A young girl, with long, dark hair and wearing a white top and glasses, sitting in a library reading a book

The Open University (OU) recently received £220,000 funding to understand the role of talk in literacy pedagogy and how this supports children to read and write for pleasure. The five-year project forms the second phase of the Mercer Company’s Literacy initiative, which seeks to understand approaches that motivate and inspire children to read and write for pleasure at school and at home. The OU were also the Company’s research partners in Phase 1 (2020-2023). Research evidence suggests that young people who read and write recreationally generally have higher attainment in education, wider achievement credentials, and enhanced wellbeing over time.

This phase involves working with seven secondary and six to eight primary focused London based charities to understand their practices and also involves a literature review with a specific focus on oracy. In Phase 1, the OU team created a Reading and Writing for Pleasure Framework for Practice, which will be used to support the funded Phase 2 charities. This will help charities to be research informed, enabling them to enrich their pedagogy practice to support young people’s engagement with reading and writing for pleasure.

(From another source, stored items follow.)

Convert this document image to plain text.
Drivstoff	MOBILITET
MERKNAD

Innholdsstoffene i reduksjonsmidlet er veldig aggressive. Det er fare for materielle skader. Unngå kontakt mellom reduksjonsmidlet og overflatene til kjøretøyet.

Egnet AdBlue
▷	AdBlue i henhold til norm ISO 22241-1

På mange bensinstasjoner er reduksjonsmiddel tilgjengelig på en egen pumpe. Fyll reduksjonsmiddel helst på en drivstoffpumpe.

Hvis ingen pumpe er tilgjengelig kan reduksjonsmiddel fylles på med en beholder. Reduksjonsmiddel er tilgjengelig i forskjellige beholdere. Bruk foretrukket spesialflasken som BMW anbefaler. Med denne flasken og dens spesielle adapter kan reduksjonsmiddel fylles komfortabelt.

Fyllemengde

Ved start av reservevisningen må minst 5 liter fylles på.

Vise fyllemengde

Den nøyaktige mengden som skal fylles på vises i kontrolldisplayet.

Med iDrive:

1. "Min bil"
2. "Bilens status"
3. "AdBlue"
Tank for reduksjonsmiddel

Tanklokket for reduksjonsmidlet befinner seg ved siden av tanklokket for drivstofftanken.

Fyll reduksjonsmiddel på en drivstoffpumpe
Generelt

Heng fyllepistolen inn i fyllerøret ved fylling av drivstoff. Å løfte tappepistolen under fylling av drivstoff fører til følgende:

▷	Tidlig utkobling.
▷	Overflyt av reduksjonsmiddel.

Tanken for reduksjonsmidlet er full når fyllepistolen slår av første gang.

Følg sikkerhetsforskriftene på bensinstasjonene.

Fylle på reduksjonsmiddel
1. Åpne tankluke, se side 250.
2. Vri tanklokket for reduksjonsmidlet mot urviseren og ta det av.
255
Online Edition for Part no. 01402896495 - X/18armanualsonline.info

Teresa Cremin, Professor of Literacy, said, “As well as reviewing the research literature on the role of oracy in developing young readers and writers, the University will also be working with other organisations and learning partners who are looking to explore research and practice insights from this work. We will support them in considering their materials and practices to enable this, and we will take a leading role in brokering this.”

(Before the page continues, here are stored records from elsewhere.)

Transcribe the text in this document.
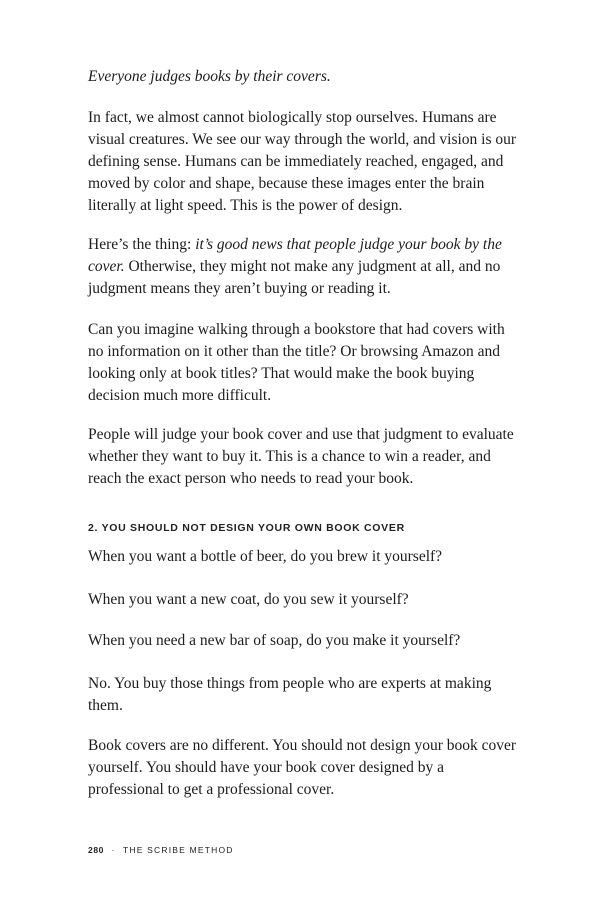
Everyone judges books by their covers.

In fact, we almost cannot biologically stop ourselves. Humans are visual creatures. We see our way through the world, and vision is our defining sense. Humans can be immediately reached, engaged, and moved by color and shape, because these images enter the brain literally at light speed. This is the power of design.

Here’s the thing: it’s good news that people judge your book by the cover. Otherwise, they might not make any judgment at all, and no judgment means they aren’t buying or reading it.

Can you imagine walking through a bookstore that had covers with no information on it other than the title? Or browsing Amazon and looking only at book titles? That would make the book buying decision much more difficult.

People will judge your book cover and use that judgment to evaluate whether they want to buy it. This is a chance to win a reader, and reach the exact person who needs to read your book.

2. YOU SHOULD NOT DESIGN YOUR OWN BOOK COVER

When you want a bottle of beer, do you brew it yourself?

When you want a new coat, do you sew it yourself?

When you need a new bar of soap, do you make it yourself?

No. You buy those things from people who are experts at making them.

Book covers are no different. You should not design your book cover yourself. You should have your book cover designed by a professional to get a professional cover.

280 · THE SCRIBE METHOD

“Another key aim of the project is to develop practical ‘ways of working’ that will support teachers and other creative partners in schools – such as authors, artists, actors, etc. This will help to inform the education sector of ways to develop the desire to read and write.”

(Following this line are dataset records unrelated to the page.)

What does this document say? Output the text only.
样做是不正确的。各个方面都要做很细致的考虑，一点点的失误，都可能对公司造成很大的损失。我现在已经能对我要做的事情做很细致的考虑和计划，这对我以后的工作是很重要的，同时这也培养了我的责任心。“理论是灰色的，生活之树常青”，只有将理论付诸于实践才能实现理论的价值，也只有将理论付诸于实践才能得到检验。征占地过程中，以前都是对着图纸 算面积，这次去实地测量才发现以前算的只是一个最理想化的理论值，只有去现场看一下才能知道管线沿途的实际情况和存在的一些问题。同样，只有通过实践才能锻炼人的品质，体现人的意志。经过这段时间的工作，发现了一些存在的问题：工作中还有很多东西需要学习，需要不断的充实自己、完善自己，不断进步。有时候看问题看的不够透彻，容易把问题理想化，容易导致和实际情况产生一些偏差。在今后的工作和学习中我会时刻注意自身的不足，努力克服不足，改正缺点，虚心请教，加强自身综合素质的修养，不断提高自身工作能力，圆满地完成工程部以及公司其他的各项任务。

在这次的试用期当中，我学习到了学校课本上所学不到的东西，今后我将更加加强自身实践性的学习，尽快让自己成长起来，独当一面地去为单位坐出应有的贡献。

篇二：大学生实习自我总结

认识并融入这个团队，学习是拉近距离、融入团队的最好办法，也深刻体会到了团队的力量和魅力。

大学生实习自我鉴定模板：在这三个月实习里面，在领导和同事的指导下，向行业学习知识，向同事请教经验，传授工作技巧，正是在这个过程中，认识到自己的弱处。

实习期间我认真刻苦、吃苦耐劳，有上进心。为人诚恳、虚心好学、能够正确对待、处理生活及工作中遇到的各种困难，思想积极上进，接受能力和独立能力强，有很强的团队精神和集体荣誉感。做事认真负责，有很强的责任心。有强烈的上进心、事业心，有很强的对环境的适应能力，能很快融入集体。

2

Although the project is based in London, the goal is to support the wider charity and education sectors to empower children and enable them to find delight and satisfaction as engaged readers and writers. Charities collaborators in the Phase 2 secondary group that the OU is linked to as learning partners include Company Three, UK Reads, West Ham United Foundation: Football Literacy club, Theatre Peckham: Futureland First Story: London Voice Young Writers Programme; Write Back and CARAS: Thriving and learning changing outcomes for refugees and asylum seekers.

Teresa added, “Wider success for this initiative would be a richer understanding of the role of talk in nurturing young people’s positive literate identities. We aim to support schools, teachers, higher education, charities, and policy makers to capitalise on the research from both the Phases, 2020-2023 and 2024-2028. Success would also see more informal encouragement of reading and writing for pleasure – between peers, friends, parents, and relations as the young choose to read and write and share their passion and literate engagement with others. Our ultimate goal and a measure of success would be increasing the number of young people who choose to read and write as this has potential for life enhancement.”